My opinion is that almost every day for most of winter I had to take a bus from a street where some of those protests are happening. They've been happening in multiple places, at different scales, some block the road and some don't. And every day I patiently waited for them while they blocked the road, chanted, then cleared the way. They did that multiple times during the protests every day. They're still protesting, although it's coming more in waves now.
And I have seen a single person trying to go against them during all those weeks. One single man with a microphone, whose only problem was that they were protesting during shabbat, so he went out on a weekday to tell them to stop doing that because it'll hurt the hostages. And once a woman panicked because she didn't know the area well and needed to catch a bus home, and didn't know whey never blocked the road for more than 10 minutes.

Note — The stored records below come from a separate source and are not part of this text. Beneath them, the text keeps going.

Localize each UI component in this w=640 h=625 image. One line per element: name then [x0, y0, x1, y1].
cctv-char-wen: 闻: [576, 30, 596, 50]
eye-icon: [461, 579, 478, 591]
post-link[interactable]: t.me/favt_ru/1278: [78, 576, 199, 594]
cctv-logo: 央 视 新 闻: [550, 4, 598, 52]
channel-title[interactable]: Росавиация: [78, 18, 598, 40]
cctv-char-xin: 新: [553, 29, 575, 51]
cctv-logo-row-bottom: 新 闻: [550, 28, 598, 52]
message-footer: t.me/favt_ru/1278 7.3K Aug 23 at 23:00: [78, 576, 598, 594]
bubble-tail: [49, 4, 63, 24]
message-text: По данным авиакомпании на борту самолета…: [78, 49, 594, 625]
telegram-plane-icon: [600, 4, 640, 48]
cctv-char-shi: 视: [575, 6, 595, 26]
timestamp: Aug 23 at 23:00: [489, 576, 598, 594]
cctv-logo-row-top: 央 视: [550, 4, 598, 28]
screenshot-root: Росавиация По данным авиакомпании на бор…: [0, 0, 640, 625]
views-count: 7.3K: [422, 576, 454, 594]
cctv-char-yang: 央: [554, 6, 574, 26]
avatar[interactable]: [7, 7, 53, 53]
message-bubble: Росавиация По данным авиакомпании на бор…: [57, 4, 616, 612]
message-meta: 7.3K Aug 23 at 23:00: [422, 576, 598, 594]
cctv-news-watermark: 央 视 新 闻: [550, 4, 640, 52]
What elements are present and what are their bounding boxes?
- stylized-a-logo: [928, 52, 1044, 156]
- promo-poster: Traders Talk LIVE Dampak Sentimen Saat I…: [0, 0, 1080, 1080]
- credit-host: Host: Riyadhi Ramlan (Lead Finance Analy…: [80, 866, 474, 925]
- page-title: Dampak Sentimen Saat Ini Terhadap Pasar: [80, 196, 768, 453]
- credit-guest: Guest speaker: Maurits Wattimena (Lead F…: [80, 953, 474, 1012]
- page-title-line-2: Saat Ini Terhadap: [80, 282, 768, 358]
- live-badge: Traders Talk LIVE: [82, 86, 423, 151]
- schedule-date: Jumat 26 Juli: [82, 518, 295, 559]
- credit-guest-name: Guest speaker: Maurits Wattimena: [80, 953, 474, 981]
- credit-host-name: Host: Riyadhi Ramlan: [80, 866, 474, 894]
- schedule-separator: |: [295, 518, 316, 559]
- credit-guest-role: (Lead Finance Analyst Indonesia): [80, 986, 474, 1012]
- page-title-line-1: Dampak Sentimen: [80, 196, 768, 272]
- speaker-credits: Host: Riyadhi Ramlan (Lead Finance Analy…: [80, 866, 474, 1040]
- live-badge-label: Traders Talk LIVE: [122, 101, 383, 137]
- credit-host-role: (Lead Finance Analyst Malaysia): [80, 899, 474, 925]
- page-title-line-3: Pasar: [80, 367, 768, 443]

The Israeli population mostly agrees with those protests, to varying degrees. There's no unified opinion on what action Israel should take, but everyone agreed on one thing - that it should take action, and that Bibi needs to resign.
Why don't the global media show you those protests? Because they don't want you to think about the Israeli people as humans, as separate from our government. They want you to think we all want Gaza to be destroyed, that the hostages don't matter in this war, that we agree with Bibi and want him as our PM.
The protests intentionally happen in both Hebrew and English, so non-israelis would also be able to understand clearly what they're protesting about. Their signs contain English, Hebrew and Arabic. They chant in Hebrew and English.
The choice to not report them is deliberate.